Finding limits without epsilon and delta

[kingstrick]

Homework Statement

I need to prove that 1/n has a limit of zero using the following definition:

The statement that the point sequence p1, p2, . . . converges to the point x means that if S is an open interval containing x then there is a positive integer N such that if n is a positive integer and n ≥ N then pn ∈ S.

and

The statement that the sequence p1, p2, p3, . . . converges means that there is a point x such that p1, p2, p3, . . . converges to x.

Homework Equations

the instructor was adamant that we are not to use epsilon delta in these proofs for our text does not use such notions. But I am at a lost as to how we prove it without them. Do I just substitute a different variable in the epsilon and delta places? Any advice on how to get started would be appreciated.

The Attempt at a Solution

This is my second attempt in a real analysis class :( It is amazing how different the material is from course to course even for the same course.

 

[jedishrfu]

Perhaps this will help:

http://www.mathcs.org/analysis/reals/numseq/

They mention that you can prove convergence if you can show its bounded and monotonic.

 

[kingstrick]

I know but we haven't 'learned' bounding or monotonic yet. All we have is this definition to go by.

 

[jedishrfu]

I know but we haven't 'learned' bounding or monotonic yet. All we have is this definition to go by.
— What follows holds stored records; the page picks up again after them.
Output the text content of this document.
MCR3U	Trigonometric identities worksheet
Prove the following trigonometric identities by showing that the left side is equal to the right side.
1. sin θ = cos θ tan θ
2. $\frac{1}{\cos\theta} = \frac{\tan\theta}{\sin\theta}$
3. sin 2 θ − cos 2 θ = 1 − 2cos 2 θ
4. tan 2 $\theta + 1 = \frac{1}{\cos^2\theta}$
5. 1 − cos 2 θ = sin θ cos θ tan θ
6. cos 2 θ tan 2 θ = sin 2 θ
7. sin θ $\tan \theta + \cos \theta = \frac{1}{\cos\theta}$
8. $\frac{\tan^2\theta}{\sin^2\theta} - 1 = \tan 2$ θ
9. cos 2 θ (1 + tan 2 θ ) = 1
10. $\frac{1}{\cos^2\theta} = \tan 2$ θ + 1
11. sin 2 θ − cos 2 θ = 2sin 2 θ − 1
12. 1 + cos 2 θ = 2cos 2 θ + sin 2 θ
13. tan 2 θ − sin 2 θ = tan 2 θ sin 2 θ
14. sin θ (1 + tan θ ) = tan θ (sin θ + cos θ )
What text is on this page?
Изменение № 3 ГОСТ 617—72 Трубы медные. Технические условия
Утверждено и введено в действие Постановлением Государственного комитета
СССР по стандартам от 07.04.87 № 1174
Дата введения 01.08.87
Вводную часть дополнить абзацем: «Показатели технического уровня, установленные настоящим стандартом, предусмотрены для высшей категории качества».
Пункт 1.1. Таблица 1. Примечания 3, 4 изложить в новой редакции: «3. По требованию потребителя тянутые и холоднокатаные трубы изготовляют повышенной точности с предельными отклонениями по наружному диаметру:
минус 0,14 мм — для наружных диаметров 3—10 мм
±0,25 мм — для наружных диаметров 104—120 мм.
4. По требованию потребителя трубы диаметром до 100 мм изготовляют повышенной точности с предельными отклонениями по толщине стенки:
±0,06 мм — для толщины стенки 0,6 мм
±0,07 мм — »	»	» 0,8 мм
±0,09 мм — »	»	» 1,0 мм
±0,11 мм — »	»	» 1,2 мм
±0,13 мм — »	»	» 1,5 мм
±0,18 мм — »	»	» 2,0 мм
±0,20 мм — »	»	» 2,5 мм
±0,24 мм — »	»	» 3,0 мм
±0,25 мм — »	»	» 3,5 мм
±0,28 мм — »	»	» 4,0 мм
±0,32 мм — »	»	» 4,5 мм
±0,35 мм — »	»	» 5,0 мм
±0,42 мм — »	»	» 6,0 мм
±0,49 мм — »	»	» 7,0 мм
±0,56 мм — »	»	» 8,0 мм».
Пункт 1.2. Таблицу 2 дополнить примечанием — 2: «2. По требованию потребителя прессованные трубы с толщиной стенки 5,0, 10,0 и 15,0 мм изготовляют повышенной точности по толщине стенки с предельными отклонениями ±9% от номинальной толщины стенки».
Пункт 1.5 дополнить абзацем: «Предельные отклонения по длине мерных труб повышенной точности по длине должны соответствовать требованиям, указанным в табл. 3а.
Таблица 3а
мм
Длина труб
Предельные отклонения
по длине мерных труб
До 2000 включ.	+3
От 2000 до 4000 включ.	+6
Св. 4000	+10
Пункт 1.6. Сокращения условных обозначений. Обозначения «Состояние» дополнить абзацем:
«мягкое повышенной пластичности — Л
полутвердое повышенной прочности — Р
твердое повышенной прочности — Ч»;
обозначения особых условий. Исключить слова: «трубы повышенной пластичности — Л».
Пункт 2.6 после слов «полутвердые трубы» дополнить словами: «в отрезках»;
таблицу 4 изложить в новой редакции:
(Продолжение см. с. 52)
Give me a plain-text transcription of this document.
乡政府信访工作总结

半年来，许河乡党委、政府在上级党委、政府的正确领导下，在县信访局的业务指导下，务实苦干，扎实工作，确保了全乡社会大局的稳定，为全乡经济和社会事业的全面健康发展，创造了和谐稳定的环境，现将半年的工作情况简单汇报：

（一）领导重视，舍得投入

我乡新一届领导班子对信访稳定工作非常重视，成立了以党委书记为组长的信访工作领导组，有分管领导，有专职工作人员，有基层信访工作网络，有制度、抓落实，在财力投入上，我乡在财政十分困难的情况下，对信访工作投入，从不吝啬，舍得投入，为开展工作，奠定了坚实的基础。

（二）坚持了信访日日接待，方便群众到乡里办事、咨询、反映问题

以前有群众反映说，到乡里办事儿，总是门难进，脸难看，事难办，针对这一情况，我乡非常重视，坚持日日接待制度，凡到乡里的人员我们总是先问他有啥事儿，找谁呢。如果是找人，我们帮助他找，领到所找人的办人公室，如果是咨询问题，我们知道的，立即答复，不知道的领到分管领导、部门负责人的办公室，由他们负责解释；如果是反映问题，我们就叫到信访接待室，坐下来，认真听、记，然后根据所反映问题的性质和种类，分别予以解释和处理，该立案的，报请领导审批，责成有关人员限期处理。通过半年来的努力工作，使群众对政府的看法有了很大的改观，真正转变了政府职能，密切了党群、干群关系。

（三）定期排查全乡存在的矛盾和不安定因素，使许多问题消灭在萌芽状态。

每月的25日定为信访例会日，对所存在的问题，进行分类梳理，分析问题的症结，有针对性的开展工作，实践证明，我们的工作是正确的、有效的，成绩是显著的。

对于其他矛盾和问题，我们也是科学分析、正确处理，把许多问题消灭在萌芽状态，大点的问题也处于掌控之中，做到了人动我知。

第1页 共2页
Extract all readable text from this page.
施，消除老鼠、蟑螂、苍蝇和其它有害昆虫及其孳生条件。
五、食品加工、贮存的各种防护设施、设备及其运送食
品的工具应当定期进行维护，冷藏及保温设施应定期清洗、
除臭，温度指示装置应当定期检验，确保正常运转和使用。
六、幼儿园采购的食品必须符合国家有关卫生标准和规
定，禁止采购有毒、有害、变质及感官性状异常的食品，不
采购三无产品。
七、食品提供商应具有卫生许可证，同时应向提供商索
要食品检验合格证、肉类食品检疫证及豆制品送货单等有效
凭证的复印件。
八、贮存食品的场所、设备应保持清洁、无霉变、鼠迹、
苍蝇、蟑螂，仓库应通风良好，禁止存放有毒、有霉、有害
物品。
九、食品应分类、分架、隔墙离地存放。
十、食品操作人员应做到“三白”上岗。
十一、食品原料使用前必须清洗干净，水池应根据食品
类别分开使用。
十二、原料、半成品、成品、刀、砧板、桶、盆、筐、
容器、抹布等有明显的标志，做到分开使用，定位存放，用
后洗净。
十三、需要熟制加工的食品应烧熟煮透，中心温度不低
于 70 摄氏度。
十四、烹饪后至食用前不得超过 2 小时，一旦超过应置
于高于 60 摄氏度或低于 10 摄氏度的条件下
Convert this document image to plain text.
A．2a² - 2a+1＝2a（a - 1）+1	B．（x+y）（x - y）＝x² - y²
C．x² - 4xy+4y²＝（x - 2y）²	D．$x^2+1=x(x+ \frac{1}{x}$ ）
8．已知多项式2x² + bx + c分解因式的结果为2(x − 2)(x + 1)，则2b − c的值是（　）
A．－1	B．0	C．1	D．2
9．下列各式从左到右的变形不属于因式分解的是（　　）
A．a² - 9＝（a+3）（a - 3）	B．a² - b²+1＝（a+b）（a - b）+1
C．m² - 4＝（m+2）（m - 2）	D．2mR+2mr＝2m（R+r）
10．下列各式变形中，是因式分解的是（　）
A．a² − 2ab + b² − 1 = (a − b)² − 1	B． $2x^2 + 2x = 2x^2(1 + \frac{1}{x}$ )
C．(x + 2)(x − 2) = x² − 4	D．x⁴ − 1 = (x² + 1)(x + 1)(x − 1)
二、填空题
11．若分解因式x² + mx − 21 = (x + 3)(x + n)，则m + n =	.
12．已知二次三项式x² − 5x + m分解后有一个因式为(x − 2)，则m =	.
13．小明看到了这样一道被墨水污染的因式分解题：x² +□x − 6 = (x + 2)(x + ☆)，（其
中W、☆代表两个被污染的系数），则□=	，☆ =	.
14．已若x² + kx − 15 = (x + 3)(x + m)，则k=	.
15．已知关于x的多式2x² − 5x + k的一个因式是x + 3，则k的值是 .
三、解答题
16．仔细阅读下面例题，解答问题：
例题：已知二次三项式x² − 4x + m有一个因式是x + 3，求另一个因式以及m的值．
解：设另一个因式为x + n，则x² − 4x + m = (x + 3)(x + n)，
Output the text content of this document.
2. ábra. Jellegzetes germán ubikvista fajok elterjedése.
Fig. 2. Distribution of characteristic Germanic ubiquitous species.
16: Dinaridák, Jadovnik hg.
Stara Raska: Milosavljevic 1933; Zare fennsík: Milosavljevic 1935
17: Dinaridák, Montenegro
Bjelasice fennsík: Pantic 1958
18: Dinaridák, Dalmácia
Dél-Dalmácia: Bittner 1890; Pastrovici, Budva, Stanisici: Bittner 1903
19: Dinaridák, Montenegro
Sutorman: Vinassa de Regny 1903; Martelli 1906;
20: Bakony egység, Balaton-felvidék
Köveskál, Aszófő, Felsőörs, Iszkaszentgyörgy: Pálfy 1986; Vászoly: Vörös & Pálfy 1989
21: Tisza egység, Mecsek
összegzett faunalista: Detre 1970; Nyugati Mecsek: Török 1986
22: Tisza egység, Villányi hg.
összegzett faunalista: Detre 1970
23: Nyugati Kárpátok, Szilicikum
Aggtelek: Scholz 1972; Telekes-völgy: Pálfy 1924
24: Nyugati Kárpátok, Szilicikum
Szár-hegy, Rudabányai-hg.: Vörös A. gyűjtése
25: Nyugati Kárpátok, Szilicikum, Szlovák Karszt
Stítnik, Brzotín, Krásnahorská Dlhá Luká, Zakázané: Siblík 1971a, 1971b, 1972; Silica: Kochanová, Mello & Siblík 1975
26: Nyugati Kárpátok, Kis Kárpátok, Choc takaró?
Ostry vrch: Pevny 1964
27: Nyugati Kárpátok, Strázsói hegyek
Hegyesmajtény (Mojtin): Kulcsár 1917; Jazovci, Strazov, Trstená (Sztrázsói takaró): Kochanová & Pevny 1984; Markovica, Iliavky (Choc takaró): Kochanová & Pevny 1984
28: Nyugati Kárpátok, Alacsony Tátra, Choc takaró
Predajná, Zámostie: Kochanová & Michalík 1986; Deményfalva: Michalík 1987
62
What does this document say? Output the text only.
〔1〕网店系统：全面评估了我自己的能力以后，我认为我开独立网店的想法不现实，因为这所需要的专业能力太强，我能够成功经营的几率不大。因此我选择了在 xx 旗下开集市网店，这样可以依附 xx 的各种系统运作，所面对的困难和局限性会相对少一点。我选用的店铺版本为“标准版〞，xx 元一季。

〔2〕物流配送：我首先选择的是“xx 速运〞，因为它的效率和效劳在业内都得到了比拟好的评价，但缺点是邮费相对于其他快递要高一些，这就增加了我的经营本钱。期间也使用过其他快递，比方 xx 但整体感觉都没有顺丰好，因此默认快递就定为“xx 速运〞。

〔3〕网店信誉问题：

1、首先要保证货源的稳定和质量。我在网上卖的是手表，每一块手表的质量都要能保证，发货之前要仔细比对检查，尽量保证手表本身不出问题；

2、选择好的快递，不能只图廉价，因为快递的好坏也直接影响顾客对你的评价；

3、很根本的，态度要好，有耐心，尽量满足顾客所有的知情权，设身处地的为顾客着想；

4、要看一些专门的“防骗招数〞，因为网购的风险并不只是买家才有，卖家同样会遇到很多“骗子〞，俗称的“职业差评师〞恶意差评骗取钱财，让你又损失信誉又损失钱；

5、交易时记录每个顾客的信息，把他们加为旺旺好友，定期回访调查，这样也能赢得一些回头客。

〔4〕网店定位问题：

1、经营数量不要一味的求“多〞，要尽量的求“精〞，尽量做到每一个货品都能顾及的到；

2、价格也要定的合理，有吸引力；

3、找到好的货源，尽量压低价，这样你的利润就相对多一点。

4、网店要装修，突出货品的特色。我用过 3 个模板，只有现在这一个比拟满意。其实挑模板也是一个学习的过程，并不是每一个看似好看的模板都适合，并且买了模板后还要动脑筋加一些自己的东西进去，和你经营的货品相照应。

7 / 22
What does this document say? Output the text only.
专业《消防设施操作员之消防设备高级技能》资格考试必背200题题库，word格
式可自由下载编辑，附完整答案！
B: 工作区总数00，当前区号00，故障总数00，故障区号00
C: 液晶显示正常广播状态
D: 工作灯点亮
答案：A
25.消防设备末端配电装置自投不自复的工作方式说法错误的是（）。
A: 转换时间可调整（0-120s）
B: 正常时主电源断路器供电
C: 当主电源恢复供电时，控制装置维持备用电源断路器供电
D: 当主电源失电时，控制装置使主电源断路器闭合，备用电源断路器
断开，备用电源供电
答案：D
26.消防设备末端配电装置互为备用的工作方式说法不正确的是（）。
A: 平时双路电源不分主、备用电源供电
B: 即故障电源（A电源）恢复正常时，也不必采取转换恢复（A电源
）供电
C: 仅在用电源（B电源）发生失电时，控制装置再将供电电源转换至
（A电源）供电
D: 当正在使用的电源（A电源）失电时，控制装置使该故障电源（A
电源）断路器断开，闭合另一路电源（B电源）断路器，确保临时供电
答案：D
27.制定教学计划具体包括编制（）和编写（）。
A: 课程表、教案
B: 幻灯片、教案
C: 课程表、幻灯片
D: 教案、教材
Then you must find something in the definition that will help you. You could also try rereading your book to see if there is something in the discussion or even in the problem sets that might give you a clue.

 

[HallsofIvy]

To prove that 1/n converges to 0, show that if U is some open interval containing 0 then there exist N such that if n> N then 1/n is in U.

Since U is an open interval containing 0, there exist some number, d, such that the interval (-d, d) is a subset of U. Now show that, for sufficiently large N, if n> N then 1/n is in (-d, d). (Since n> 0, that is equivlent to 1/n< d. How large must n be?)

 

[kingstrick]

n>d ?

 

[Ray Vickson]

n>d ?

Well, suppose d = 0.0001. How large must n be to have 1/n < 0.0001? You claim n > 0.0001 will do. Do you really think that?

 

[kingstrick]

Well, suppose d = 0.0001. How large must n be to have 1/n < 0.0001? You claim n > 0.0001 will do. Do you really think that?

I see what you mean.

in your case n would have to be >10000

so then... n > 1/d

 

[kingstrick]

To prove that 1/n converges to 0, show that if U is some open interval containing 0 then there exist N such that if n> N then 1/n is in U.

Since U is an open interval containing 0, there exist some number, d, such that the interval (-d, d) is a subset of U. Now show that, for sufficiently large N, if n> N then 1/n is in (-d, d). (Since n> 0, that is equivlent to 1/n< d. How large must n be?)

What always stumbles me here though, is what exactly is N? Is it like the Nth term in my sequence? Or is it any random value N, there is a nth term (referring to little n) to the right?

 

[kingstrick]

So here is my solution to a similar problem, is my solution/approach correct?

Prove that M = {1, 1+1/2, 1+1/4, 1 + 1/6, ...} has a limit point of 1.

Let M = {1, 1+1/2, 1+1/4, 1 + 1/6, ...} and U be some open interval containing 1. Since U is an open interval (a,b) where a<1<b, there exists some d \neq1 in (1,b) such that a \leq (a+d)/2 <1 < (b+d)/2 \leq b. Observe that M is \geq 1and ((a+d)/2, (b+d)/2) is an open interval and a subset of U. Let n be a natural number and n>N where N \in R and 1+1/n < d. Then 1/n < d-1 < d. Then n> 1/d.

Therefore 1 is a limit point.